Cerebral palsy (CP) is defined as a non-progressive disorder that consists of motor and other neurological problems resulting from a defect or lesion of the developing brain.

Aetiological factors:

  1. Prenatal causes include
    • Rubella
    • Syphilis
    • Toxoplasmosis
    • Asphyxia.
  2. Perinatal causes include birth asphyxia as the main factor, being responsible for about 50% of the cases.
  3. Postnatal causes include
    • Bilirubin encephalopathy
    • Meningitis
    • Encephalitis
    • Intracranial haemorrhage
    • Hydrocephalus.

Clinical Features

  • Spastic paralysis is the commonest variety.
    • It involves one or more limbs and also the trunk.
    • Posture is that of hyperextension with tendency to contractures.
    • Deep tendon reflexes are increased.
  • The choreoathetoid type of cerebral palsy is less common and is characterized by;
    • Involuntary movements
    • Abnormal posture.
  • Cerebral palsy may also present as ataxia with;
    • Low muscle tone
    • Lack of balance.

Abnormalities associated with cerebral palsy

  • Deafness
  • Visual defects
  • Speech difficulties
  • Mental retardation
  • Convulsions
  • growth retardation.

If the problem dates from birth, neonatal reflexes may persist.

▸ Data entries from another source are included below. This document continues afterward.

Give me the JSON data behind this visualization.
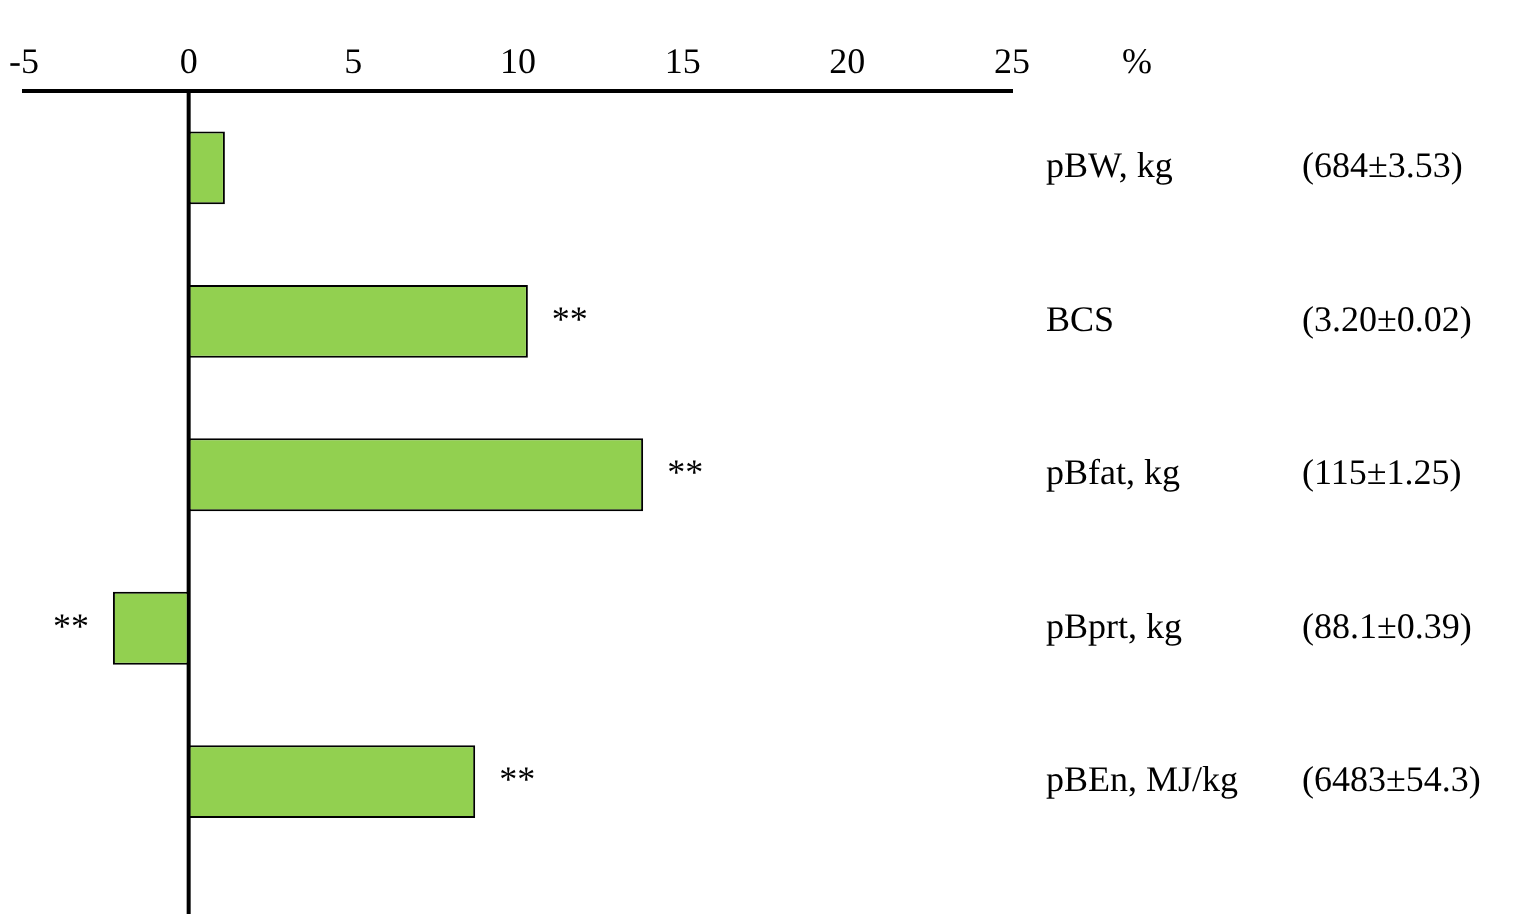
{
  "chart_data": {
    "type": "bar",
    "orientation": "horizontal",
    "xlabel": "%",
    "categories": [
      "pBW, kg",
      "BCS",
      "pBfat, kg",
      "pBprt, kg",
      "pBEn, MJ/kg"
    ],
    "values": [
      1.1,
      10.3,
      13.8,
      -2.3,
      8.7
    ],
    "color": "#92d050",
    "value_labels": [
      null,
      "**",
      "**",
      "**",
      "**"
    ],
    "ref_lines": [
      {
        "axis": "x",
        "value": 0,
        "color": "#000000"
      }
    ],
    "xlim": [
      -5,
      25
    ],
    "xticks": [
      -5,
      0,
      5,
      10,
      15,
      20,
      25
    ],
    "grid": false,
    "legend": false,
    "annotations": [
      "(684±3.53)",
      "(3.20±0.02)",
      "(115±1.25)",
      "(88.1±0.39)",
      "(6483±54.3)"
    ]
  }
}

Malnutrition can result from neglect of the child or from difficulties associated with feeding the child.


  • All children should, if possible, be seen once by a doctor with some experience of cerebral palsy children for correct diagnosis.
  • The nature of the motor dysfunction, its distribution and all related abnormalities should be noted and a
    decision made on what could be offered to the child.

Symptomatic Therapy

  • Physical therapy is the mainstay of management of these children.
  • Such therapy should be started as early as possible.
  • The main aim is;
    • Prevent contractures
    • Prevent abnormal patterns of movement
    • To train other movements
    • Build coordination.
  • Depending on the degree of disability, the child can be trained by an experienced therapist to attain some degree of independence.
  • Home training programme for the parents is the most important part.
  • Anal sphincter control may be assisted by administration of stool softeners and enemas where necessary.
  • Anticonvulsive drugs should be given if there are convulsions, and any accompanying problem should be dealt with appropriately.
  • A multidisciplinary approach is recommended for the management of children with cerebral palsy.

Support of Family

  • Parents are encouraged to bring their children early for care and not hide them from the public.
  • The diagnosis should be discussed with the parents in an open and honest manner, explaining that there is no cure for the condition but that physical therapy contributes significantly to the wellbeing of the affected child.